Pema Chodron, the Buddhist nun wrote that “The present moment is the perfect teacher. And lucky for us, it’s with us wherever we go.” But I didn’t feel lucky. I felt jipped. Terrified of the unknown. Somehow, my cozy little nook in Ventura had been transformed into the part of yoga class I detested. My mat was up against the wall and I had nowhere else to go.
So I took a breath. I watched while my beautiful yoga teacher, Jessica Anderson, placed her palms on the floor and gracefully stepped into handstand as if she were only climbing up a ladder. I watched how calm she was. How her ankles hovered just a second before her toes touched the wall. Maybe I could do that, I thought, then. Now I know that what I really thought was I need to learn how to do that. I need to save my own life.
Every day during our move I worked on my handstand, finding empty walls in hotel rooms, my parents’ house, a rented apartment, our new home. In yoga, the Sanskrit word for handstand is Adho Mukha Vrksasana, or downward-facing tree pose. I felt as though a tornado had ripped through my world. But maybe, I could learn to be a little flexible. Maybe I could manage that.
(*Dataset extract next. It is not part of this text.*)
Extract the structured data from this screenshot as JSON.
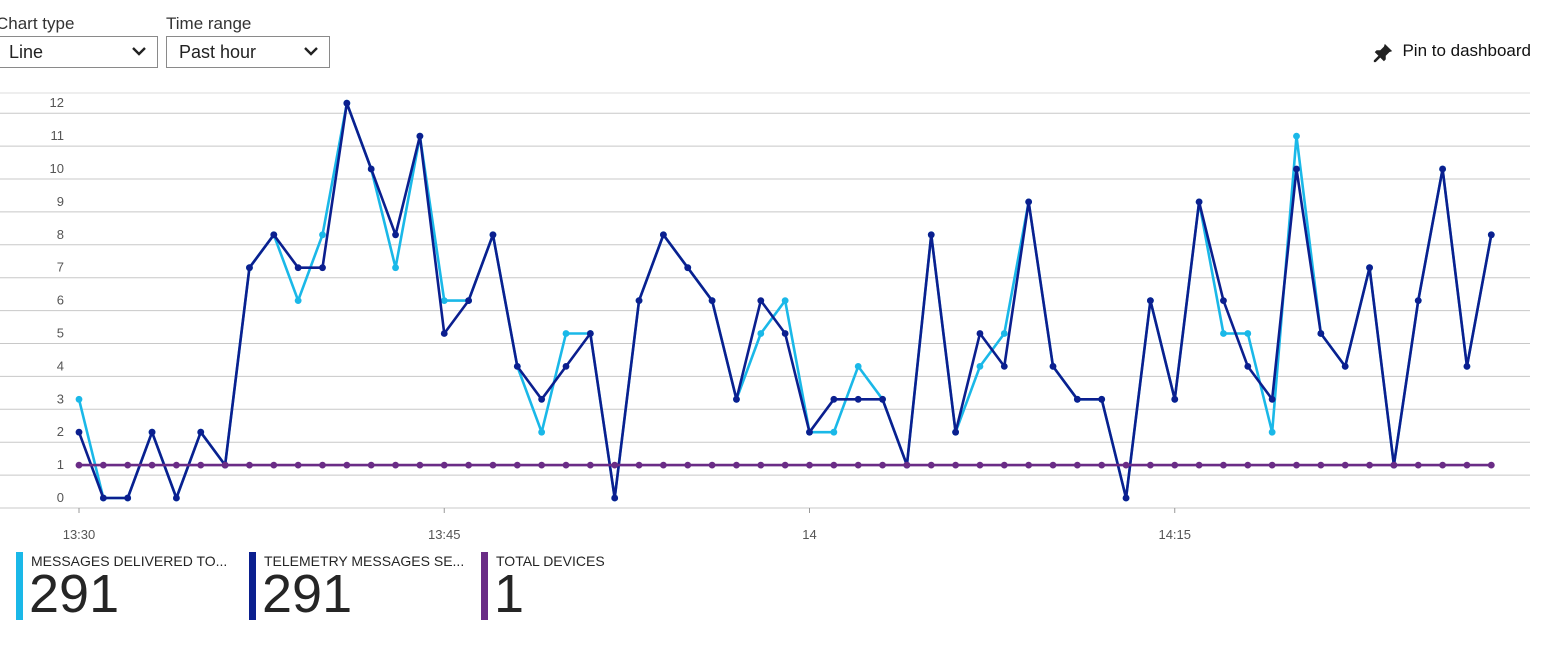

Because, while there is something in me that feels the need to fix everything, or at least make it look good, I could not fix this. I could not put ground under my feet where there was none. I could not convince the Navy to let us stay in Ventura. I could not prevent my son’s tears while he packed his own cardboard box of toys. I cannot ever be sure that my husband will never leave me, that my children will never be hurt, that we will always be safe. i cannot prevent towers from falling or oil rigs from exploding or women from being attacked while jogging through parks. There is so much that I cannot do, but I tell myself that I can do this: I can try to be OK with my feet hanging over my head. I can try to learn to walk on my hands.
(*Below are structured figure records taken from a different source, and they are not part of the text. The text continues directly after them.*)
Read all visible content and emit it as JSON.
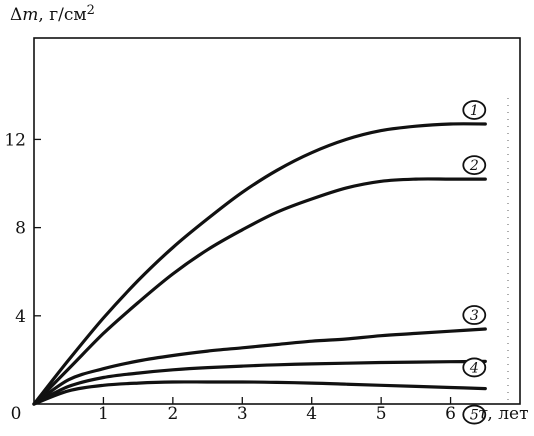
{
  "chart_data": {
    "type": "line",
    "ylabel_prefix": "Δ",
    "ylabel_var": "m",
    "ylabel_unit": ", г/см",
    "ylabel_sup": "2",
    "xlabel_var": "τ",
    "xlabel_unit": ", лет",
    "origin_label": "0",
    "xlim": [
      0,
      7.0
    ],
    "ylim": [
      0,
      16.6
    ],
    "x_ticks": [
      {
        "value": 1,
        "label": "1"
      },
      {
        "value": 2,
        "label": "2"
      },
      {
        "value": 3,
        "label": "3"
      },
      {
        "value": 4,
        "label": "4"
      },
      {
        "value": 5,
        "label": "5"
      },
      {
        "value": 6,
        "label": "6"
      }
    ],
    "y_ticks": [
      {
        "value": 4,
        "label": "4"
      },
      {
        "value": 8,
        "label": "8"
      },
      {
        "value": 12,
        "label": "12"
      }
    ],
    "grid": false,
    "legend": "markers at curve ends",
    "series": [
      {
        "name": "1",
        "x": [
          0,
          0.5,
          1,
          1.5,
          2,
          2.5,
          3,
          3.5,
          4,
          4.5,
          5,
          5.5,
          6,
          6.5
        ],
        "y": [
          0,
          2.0,
          3.9,
          5.6,
          7.1,
          8.4,
          9.6,
          10.6,
          11.4,
          12.0,
          12.4,
          12.6,
          12.7,
          12.7
        ]
      },
      {
        "name": "2",
        "x": [
          0,
          0.5,
          1,
          1.5,
          2,
          2.5,
          3,
          3.5,
          4,
          4.5,
          5,
          5.5,
          6,
          6.5
        ],
        "y": [
          0,
          1.6,
          3.2,
          4.6,
          5.9,
          7.0,
          7.9,
          8.7,
          9.3,
          9.8,
          10.1,
          10.2,
          10.2,
          10.2
        ]
      },
      {
        "name": "3",
        "x": [
          0,
          0.5,
          1,
          1.5,
          2,
          2.5,
          3,
          3.5,
          4,
          4.5,
          5,
          5.5,
          6,
          6.5
        ],
        "y": [
          0,
          1.1,
          1.6,
          1.95,
          2.2,
          2.4,
          2.55,
          2.7,
          2.85,
          2.95,
          3.1,
          3.2,
          3.3,
          3.4
        ]
      },
      {
        "name": "4",
        "x": [
          0,
          0.5,
          1,
          1.5,
          2,
          2.5,
          3,
          3.5,
          4,
          4.5,
          5,
          5.5,
          6,
          6.5
        ],
        "y": [
          0,
          0.8,
          1.2,
          1.4,
          1.55,
          1.65,
          1.72,
          1.78,
          1.82,
          1.85,
          1.88,
          1.9,
          1.92,
          1.93
        ]
      },
      {
        "name": "5",
        "x": [
          0,
          0.5,
          1,
          1.5,
          2,
          2.5,
          3,
          3.5,
          4,
          4.5,
          5,
          5.5,
          6,
          6.5
        ],
        "y": [
          0,
          0.6,
          0.85,
          0.95,
          1.0,
          1.0,
          1.0,
          0.98,
          0.95,
          0.9,
          0.85,
          0.8,
          0.75,
          0.7
        ]
      }
    ]
  }
}
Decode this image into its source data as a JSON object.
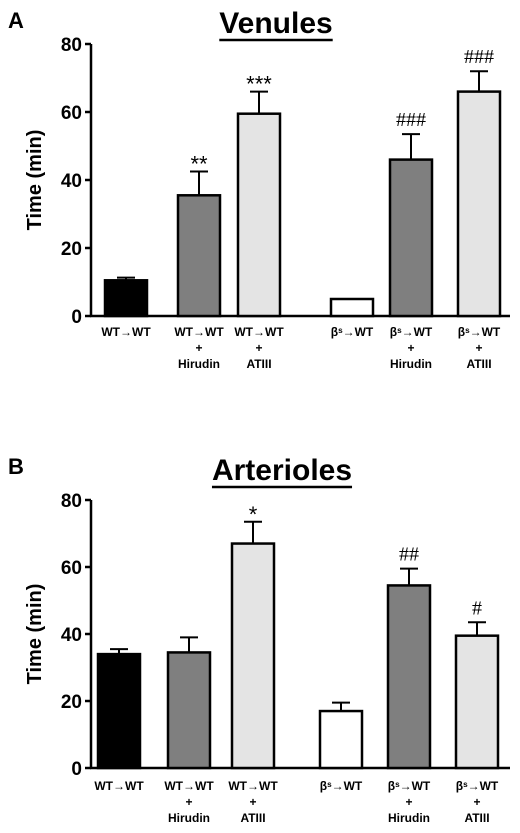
{
  "panels": [
    {
      "letter": "A",
      "title": "Venules"
    },
    {
      "letter": "B",
      "title": "Arterioles"
    }
  ],
  "chart_data": [
    {
      "type": "bar",
      "panel": "A",
      "title": "Venules",
      "ylabel": "Time (min)",
      "ylim": [
        0,
        80
      ],
      "yticks": [
        0,
        20,
        40,
        60,
        80
      ],
      "categories": [
        [
          "WT→WT"
        ],
        [
          "WT→WT",
          "+",
          "Hirudin"
        ],
        [
          "WT→WT",
          "+",
          "ATIII"
        ],
        [
          "βˢ→WT"
        ],
        [
          "βˢ→WT",
          "+",
          "Hirudin"
        ],
        [
          "βˢ→WT",
          "+",
          "ATIII"
        ]
      ],
      "values": [
        10.5,
        35.5,
        59.5,
        5,
        46,
        66
      ],
      "errors": [
        0.8,
        7,
        6.5,
        0,
        7.5,
        6
      ],
      "significance": [
        "",
        "**",
        "***",
        "",
        "###",
        "###"
      ],
      "bar_colors": [
        "#000000",
        "#7f7f7f",
        "#e4e4e4",
        "#ffffff",
        "#7f7f7f",
        "#e4e4e4"
      ]
    },
    {
      "type": "bar",
      "panel": "B",
      "title": "Arterioles",
      "ylabel": "Time (min)",
      "ylim": [
        0,
        80
      ],
      "yticks": [
        0,
        20,
        40,
        60,
        80
      ],
      "categories": [
        [
          "WT→WT"
        ],
        [
          "WT→WT",
          "+",
          "Hirudin"
        ],
        [
          "WT→WT",
          "+",
          "ATIII"
        ],
        [
          "βˢ→WT"
        ],
        [
          "βˢ→WT",
          "+",
          "Hirudin"
        ],
        [
          "βˢ→WT",
          "+",
          "ATIII"
        ]
      ],
      "values": [
        34,
        34.5,
        67,
        17,
        54.5,
        39.5
      ],
      "errors": [
        1.5,
        4.5,
        6.5,
        2.5,
        5,
        4
      ],
      "significance": [
        "",
        "",
        "*",
        "",
        "##",
        "#"
      ],
      "bar_colors": [
        "#000000",
        "#7f7f7f",
        "#e4e4e4",
        "#ffffff",
        "#7f7f7f",
        "#e4e4e4"
      ]
    }
  ]
}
Tonight, in the downstairs playroom, I kick up into a handstand, and for a millisecond I am suspended. For just a moment, everything lines up. I am in one plane, my body perpendicular to the earth, my toes reaching for the ceiling. I hover in stillness for only a second, but it doesn’t matter. It’s like anything big and beautiful: a sunset, a new baby, the first kiss. Time is irrelevant. Once you see what’s possible – if only for a second – you can’t not see it anymore. Upside down, my body seems weightless. Groundless. I am only my palms rooted in the earth and my heart, floating up between my ears. It’s only a second, but I am thrilled, shocked, humbled. And in that magical instant, right before my feet fall back to earth, I realize that there is very little difference between groundlessness and flying.